Conquanto quem escreva pretende dizer do que lhes vem ao sentimento, nisto dotados de máquinas supereficientes, padecem, no entanto à cata das razões de estar aqui, o que delinear das palavras e dos temas, a quem contar dessa procura. Sabe-se de existir esses olhos no escuro que catam do que restou dos derradeiros pedaços. Quais fantasmas, tateiam essa penumbra. Tocam as paredes frias do túnel da alma, certos de haver, nalgum momento, nalgum lugar, a certeza da Paz em que tanto creem e nela sobrevivem na solidão deste silêncio.    

terça-feira, 29 de novembro de 2022

Cativos ou senhores


O Tempo deixa claro o caminho à frente na medida em que avalia os frutos. E nós seremos sempre essa folha em branco onde ficam registradas as sentenças de nossos atos. Num resumo bem elementar, o mapa de nossa consciência resta nos resultados das ações de todo tempo. Vidas e vidas que sucedem quais safras de mundos inevitáveis, nas páginas de nossas histórias individuais e coletivas.

Independente, pois, de quem queira ou não questionar, é assim. Ninguém foge ao seu destino. Mesmo porque nem teria aonde fugir. Somos matéria prima da evolução e dos mundos. Quanta seriedade há nisso, de sermos as raízes da Natureza. Seres sofisticados por demais, exercitamos a existência  em meio a nós próprios. O plantio é livre; a colheita, obrigatória.

Dentro de tal simplicidade, seremos os escravos de nossas más ações ou os senhores dos bons praticados perante a Eternidade em movimento.

Quantos imaginam absurdos outros, ao cogitar de um espaço neutro, talvez livres das determinações além da culpa. Perrengues impossíveis. Têm que se render face ao Tempo, o senhor da Razão. Pequenos, ínfimos quiçá, descemos pelas estradas do silêncio universal, a receber aquilo que dermos e colher o que plantarmos nessa jornada sem fim.
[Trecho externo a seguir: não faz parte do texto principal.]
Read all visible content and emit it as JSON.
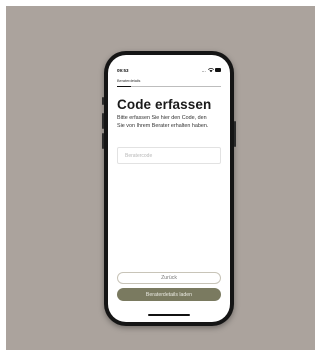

E saber que nisso persiste a suprema perfeição, longe de outras visões que sejam a concorrer no Infinito do senso do que haverá de ser assim ou doutro modo. Enquanto isto, cada um, dotado da humana condição, será artífice da perfeição. Tão simples que dói de compreender. Conquanto a estrada possa chegar mais cedo à Paz da consciência, isso depende única e exclusivamente de nossas atitudes no exercício da liberdade a que nos ligamos desde que aqui viemos.
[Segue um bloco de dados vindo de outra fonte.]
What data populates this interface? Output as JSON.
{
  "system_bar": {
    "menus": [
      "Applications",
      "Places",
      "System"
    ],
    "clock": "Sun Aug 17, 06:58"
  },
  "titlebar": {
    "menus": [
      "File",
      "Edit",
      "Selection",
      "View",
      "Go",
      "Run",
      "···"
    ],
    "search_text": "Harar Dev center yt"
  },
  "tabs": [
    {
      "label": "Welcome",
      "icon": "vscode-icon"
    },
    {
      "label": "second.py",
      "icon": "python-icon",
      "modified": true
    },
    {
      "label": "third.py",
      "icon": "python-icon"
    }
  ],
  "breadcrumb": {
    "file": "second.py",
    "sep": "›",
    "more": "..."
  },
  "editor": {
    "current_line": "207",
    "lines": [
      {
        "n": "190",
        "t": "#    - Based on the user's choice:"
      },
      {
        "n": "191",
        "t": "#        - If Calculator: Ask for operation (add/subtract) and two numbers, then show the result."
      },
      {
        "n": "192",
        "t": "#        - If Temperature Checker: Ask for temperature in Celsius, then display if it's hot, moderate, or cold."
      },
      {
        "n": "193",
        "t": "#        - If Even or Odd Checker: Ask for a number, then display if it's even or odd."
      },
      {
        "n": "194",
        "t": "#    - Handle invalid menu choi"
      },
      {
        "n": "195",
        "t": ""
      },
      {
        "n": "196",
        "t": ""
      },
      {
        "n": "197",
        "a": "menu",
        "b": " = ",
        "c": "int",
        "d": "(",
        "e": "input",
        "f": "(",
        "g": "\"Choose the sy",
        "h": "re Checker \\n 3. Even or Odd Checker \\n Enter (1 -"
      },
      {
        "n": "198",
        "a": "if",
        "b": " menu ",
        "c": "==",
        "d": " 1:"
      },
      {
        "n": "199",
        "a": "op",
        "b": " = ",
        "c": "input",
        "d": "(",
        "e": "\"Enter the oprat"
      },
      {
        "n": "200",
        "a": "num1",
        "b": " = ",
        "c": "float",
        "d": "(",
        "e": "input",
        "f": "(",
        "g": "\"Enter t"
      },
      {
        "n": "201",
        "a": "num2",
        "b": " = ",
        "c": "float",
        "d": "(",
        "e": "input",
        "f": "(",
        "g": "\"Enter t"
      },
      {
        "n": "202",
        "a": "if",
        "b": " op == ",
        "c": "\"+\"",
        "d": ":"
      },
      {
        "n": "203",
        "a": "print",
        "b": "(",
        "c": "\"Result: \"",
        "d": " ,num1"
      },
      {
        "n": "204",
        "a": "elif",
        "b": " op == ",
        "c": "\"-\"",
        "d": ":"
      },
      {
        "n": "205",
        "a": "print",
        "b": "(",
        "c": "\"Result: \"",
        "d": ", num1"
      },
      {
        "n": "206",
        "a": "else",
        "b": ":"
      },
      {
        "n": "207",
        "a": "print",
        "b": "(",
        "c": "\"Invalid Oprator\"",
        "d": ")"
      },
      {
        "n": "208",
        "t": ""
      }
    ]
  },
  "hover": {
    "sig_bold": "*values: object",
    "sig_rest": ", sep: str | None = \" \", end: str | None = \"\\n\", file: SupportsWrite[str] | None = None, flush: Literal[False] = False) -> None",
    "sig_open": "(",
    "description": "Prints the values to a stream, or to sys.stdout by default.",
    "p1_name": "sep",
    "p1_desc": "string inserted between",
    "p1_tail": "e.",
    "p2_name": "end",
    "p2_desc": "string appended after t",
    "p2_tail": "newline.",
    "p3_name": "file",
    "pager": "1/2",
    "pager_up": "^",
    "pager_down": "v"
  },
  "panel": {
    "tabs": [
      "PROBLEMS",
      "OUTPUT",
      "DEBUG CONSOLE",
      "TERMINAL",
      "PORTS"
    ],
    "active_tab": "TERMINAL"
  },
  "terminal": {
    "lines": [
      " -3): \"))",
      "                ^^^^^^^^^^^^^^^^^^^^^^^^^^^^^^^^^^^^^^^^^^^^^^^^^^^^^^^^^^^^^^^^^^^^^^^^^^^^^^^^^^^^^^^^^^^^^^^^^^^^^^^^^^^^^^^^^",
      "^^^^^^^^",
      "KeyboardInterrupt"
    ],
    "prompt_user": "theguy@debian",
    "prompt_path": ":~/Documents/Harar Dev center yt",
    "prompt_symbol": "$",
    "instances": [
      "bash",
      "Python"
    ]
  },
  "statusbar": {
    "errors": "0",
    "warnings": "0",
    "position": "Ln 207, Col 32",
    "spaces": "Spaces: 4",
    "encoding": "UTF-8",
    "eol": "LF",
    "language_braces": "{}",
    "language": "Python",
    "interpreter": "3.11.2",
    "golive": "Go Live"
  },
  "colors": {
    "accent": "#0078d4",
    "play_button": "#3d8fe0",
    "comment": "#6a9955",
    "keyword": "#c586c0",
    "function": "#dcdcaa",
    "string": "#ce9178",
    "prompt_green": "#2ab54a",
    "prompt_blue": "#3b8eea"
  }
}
Bom, nalgumas horas quer-se contar um pouco do que seja adquirir a plenitude que em nós habita, porém matematicamente restritos ao poder da justa coerência do quanto de exatidão nela construirmos nesta sonhada felicidade lá um dia.
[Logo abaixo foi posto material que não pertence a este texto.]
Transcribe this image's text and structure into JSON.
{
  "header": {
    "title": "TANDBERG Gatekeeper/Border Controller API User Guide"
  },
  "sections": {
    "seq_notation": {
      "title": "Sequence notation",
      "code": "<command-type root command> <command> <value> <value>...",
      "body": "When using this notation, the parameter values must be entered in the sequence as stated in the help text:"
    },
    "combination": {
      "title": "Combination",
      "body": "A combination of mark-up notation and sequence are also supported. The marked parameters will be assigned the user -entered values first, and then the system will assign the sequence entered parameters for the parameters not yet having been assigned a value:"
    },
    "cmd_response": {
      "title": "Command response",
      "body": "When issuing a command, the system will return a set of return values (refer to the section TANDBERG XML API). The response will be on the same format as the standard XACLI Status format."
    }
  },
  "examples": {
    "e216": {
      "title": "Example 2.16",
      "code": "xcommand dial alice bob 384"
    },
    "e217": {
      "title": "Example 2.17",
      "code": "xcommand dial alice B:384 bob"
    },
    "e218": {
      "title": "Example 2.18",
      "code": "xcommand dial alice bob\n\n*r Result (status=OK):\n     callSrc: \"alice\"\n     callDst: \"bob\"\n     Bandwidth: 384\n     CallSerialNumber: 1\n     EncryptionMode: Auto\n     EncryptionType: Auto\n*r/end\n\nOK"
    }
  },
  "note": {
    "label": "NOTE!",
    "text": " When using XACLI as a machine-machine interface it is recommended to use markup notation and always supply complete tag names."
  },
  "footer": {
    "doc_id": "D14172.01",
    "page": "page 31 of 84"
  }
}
sábado, 26 de novembro de 2022

Memórias de um futuro distante


Desde lá de onde vem essa máquina de pensar que nos transporta nos ombros do Destino. Donde chega a vontade extrema de rever a verdade que rebrilha intensamente no meio de ferragens que sacodem nossas entranhas e permitem só ao longe contemplar os traços do Universo em formação, ainda invisível aos nossos olhos secos. Lá, de onde vêm os sons metálicos das estrelas, entre galáxias e nebulosas, rastros profundos das longas madrugadas insones, já agora ausentes. Riscos de naves. Meteoros que cruzam o espaço na velocidade estonteante das paixões. Luzes. Letras. Poeira de séculos largados ao firmamento quais sinais de sabidas existências silenciosas. Nisto, um céu sem fim, símbolo de pura perfeição, que circula de células o quanto existe, ao ritmo dos acordes de festas monumentais deste infinito maior que bem aqui significamos. Algo das impossíveis eras que regressam ao ventre das cores e mergulham no mais absoluto das dobras da Consciência. Fragmentos, pois, de tempos esquecidos, chegam numa velocidade intermitente e escondem o mistério de notas mil da mesma peça que cresce e explode em tudo quanto há, sob o trilho do Sol de todo momento. Nós, esses entes abstratos em formação e desparecimento, faces abertas de quem rege a sinfonia da Criação adormecida no olhar de todos. Isto tão somente, bólides iluminados e furor dessa presença firmada dentro da alma da gente, que nasce e se contorce no trabalho de parto das presenças humanas. Enquanto isto, lembranças outras invadem de solidão a saudade que os dias trouxeram consigo e desmancham pouco a pouco a crosta enrijecida dos calendários inexistentes. Isso durante falas e silêncios, e adormecem nas eras no seio imenso do coração da Eternidade. Tudo enfim que fala, grita, cala, face às encostas do total desparecimento de todas as formas, o que será solenemente, objetos da realidade de uma raça entontecida à busca do conhecimento. Eis o pouco do que ainda resta de percorrer até quando dias e dias sumirão de vez triturados pelo fogo da memória inesgotável da Certeza.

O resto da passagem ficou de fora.